This will be hard to write but I feel I must share something that could potentially save another kitty and the heartache of it's family...
This past week has been difficult after losing our dear Duchess. I have shed a lot of tears and I'm still feeling quite sad. The house seems so empty without her. I've done a lot of re-playing in my head of the last months and especially the last week of her life and have come to a conclusion. I'll back up a bit to fill you in before I share that conclusion.
Duchess was only 11 years old. That's still young for a kitty. They often live much longer. She was very healthy. The only problem she was having was an occasional minute or so that she had a little asthma type of attack. It sounded like a quiet cough and a little wheezing. It always cleared up very quickly...a minute or so. And, it rarely happened....maybe once every several months. However, it became more frequent this past month. I thought it might have been an allergic reaction to the scent in her kitty litter. We changed to unscented litter and took her to the vet for a check up. She seemed to be the picture of health aside from the asthma. The vet thought her weight was perfect. Her teeth, eyes, ears, and fur looked great. Her heart was beating perfectly. He felt it would be best to give her a corticosteroid injection. He said it could eliminate or help with her asthma attacks and last up to three months. And, if she still had asthma attacks, we could get an inhaler for her. I questioned the safety of the injection several times and after talking it over with my husband and daughter we decided to let them give it to her.
Over the course of the next week she became less and less herself with each passing day. One week after the injection, she lost her appetite and the next morning she was having difficulty breathing....but in a very different way. It was short and fast. We rushed her to the vet. He gave her asthma meds and we waited. Nothing seemed to help. He strongly suggested that we take her to a specialist/the local emergency vet. We all thought that the asthma meds just needed more time and that letting her rest in an oxygen chamber would help. It didn't. They decided later in the day that she was experiencing heart failure and treated her for that using Lasix. It did nothing. When we saw her that evening she was gasping for breath. It was SO HARD to see. There was really nothing more that could be done and she was declining fast. We just couldn't let our poor baby suffer any longer. We had to let her go...no matter how hard it was. And, it was and is HARD!

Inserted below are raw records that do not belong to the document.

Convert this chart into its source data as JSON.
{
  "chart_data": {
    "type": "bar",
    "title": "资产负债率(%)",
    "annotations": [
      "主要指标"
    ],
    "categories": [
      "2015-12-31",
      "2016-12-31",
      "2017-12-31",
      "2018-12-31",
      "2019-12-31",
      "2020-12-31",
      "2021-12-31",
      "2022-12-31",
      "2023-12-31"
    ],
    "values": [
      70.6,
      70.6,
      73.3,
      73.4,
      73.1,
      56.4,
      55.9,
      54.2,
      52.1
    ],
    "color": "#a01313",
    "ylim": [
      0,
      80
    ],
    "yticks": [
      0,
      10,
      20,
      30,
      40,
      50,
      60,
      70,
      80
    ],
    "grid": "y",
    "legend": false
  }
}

Since then, I've done some research on her condition and what was used to treat her and found out that the corticosteroid injection is extremely risky and has a high danger of causing heart failure. Finding that out was devastating! I wish SO MUCH that I could go back to that original vet visit not allow her to have that injection. I wish we could go back and just get her an inhaler. I feel so strongly that it was that injection that killed her and that is SO HARD to take. I should have done what I do with an human member of our family...research before allowing any treatments. What a tragic lesson!
I had to share this just in case anyone who reads this ever has a kitty who develops asthma. Be very careful about the corticosteroids or even avoid them. And, to be careful in general with treatments of any kind. We trust our vets and I know they are doing the best they can and using meds that they believe will help. But, it can't hurt to do a little research and wait a bit to think on the options. Of course, I don't know for sure, but I STRONGLY believe that our dear Duchess would still be here if we had done that. That is such a horrible feeling that I wouldn't want anyone else to ever go through.
I think the loss of Duchess has been harder than the loss of any of my previous pets. She was so awesome! She loved to be with us and snuggle up next to us or lay on our laps. She snuggled under the covers when it was cold...and sometimes when it wasn't. She loved to travel and go camping with us. She always knew when we were loading the RV and would hang out in the living room with her eye on the door to be sure we didn't forget her. She was my knitting buddy. She even watched TV sometimes. I could go on and on. She was a wonderful companion and I miss terribly. I know it will get easier with time. I think I actually made it through yesterday without crying. But, I think it'll be a while before we're ready for to open our broken hearts to a new kitty.
I promise to get back to happier posts. But, thanks for stopping by and for all the caring comments that so many of you have left. It means a LOT.